Sunday, April 19, 2009

STIFF Chapter 12: Quiz

1.) Describe the two steps involved in the harvesting of bones from a human cadaver.
a. To harvest bones from a human cadaver, a number of steps must be completed. First, the skin and muscle surrounding the bones must be cut away. Then, the residual meat and sinew must be dissolved by boiling the bones in a solution for a few weeks.

2.) What is plastination? What is the German anatomist, Gunther von Hagens, best known for plastinating?
a. Plastination is the process of taking organic tissue and replacing the water in it with a liquid silicone polymer, which turns the tissue into a permanently preserved version of itself. The German anatomist, Gunther von Hagens, is best known for plastinating whole human bodies. It took him years to complete it, but after he finished plastinating all of the human bodies, he put them in a museum to be a part of a display known as “Bodyworlds”.

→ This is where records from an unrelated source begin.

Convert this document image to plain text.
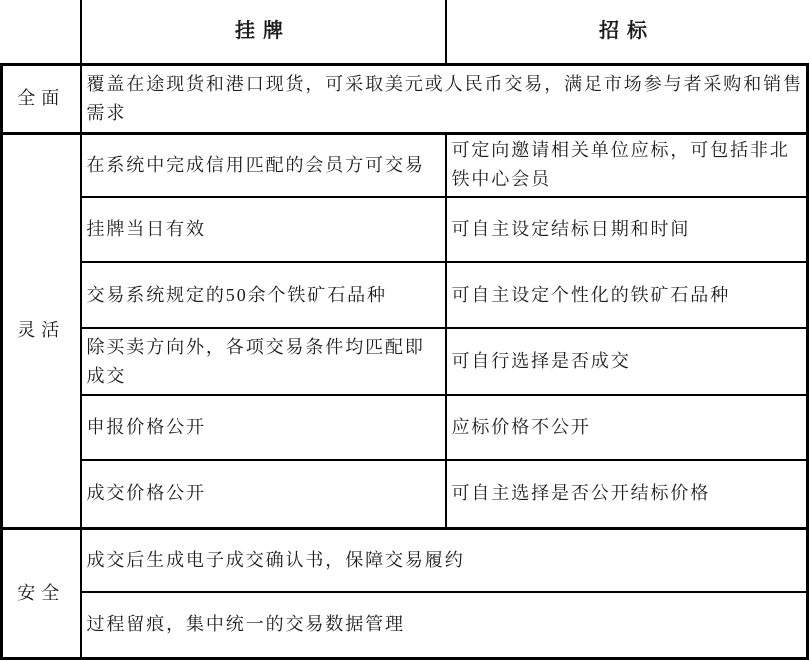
	挂牌	招标
全面	覆盖在途现货和港口现货，可采取美元或人民币交易，满足市场参与者采购和销售需求	
灵活	在系统中完成信用匹配的会员方可交易	可定向邀请相关单位应标，可包括非北铁中心会员
	挂牌当日有效	可自主设定结标日期和时间
	交易系统规定的50余个铁矿石品种	可自主设定个性化的铁矿石品种
	除买卖方向外，各项交易条件均匹配即成交	可自行选择是否成交
	申报价格公开	应标价格不公开
	成交价格公开	可自主选择是否公开结标价格
安全	成交后生成电子成交确认书，保障交易履约	
	过程留痕，集中统一的交易数据管理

3.) Describe the step-by-step process of being plastinated.
a. Plastination is an intricate and lengthy step-by-step process. First the body is washed in a tub. Second, the body is placed in a stainless-steel tank of acetone. The acetone drives water from the body’s tissue. Then, the cadavers are transferred to a whole-body plastination chamber filled with liquid polymer. A vacuum is attached to this tank which lowers the internal pressure which turns the acetone into a gas, drawing it out from the body. When the acetone is drawn out from the body, it leaves a space, that space is then filled with the liquid polymer. The body is then lifted out of the chamber and posed into a certain position. Then, a catalyst is rubbed into the skin and left for two days to harden. This plastination process will keep the body preserved for about 10,000 years.

4.) What are Mary Roach’s plans for her body after she dies? Why did she make this decision?
a. After Mary Roach dies, she plans to leave what happens to her body up to her husband. She worries that if she donated her body to science, her squeamish husband would have to picture her on a lab table knowing that anything mentioned in her book could be happening to her. She thinks it should be left up to immediate family members as to what is done with a loved one’s body after death, since they are the ones that have to continue to live thinking about it. However, she said that if her husband dies before her, then she will fill out the willed body form and be donated to science.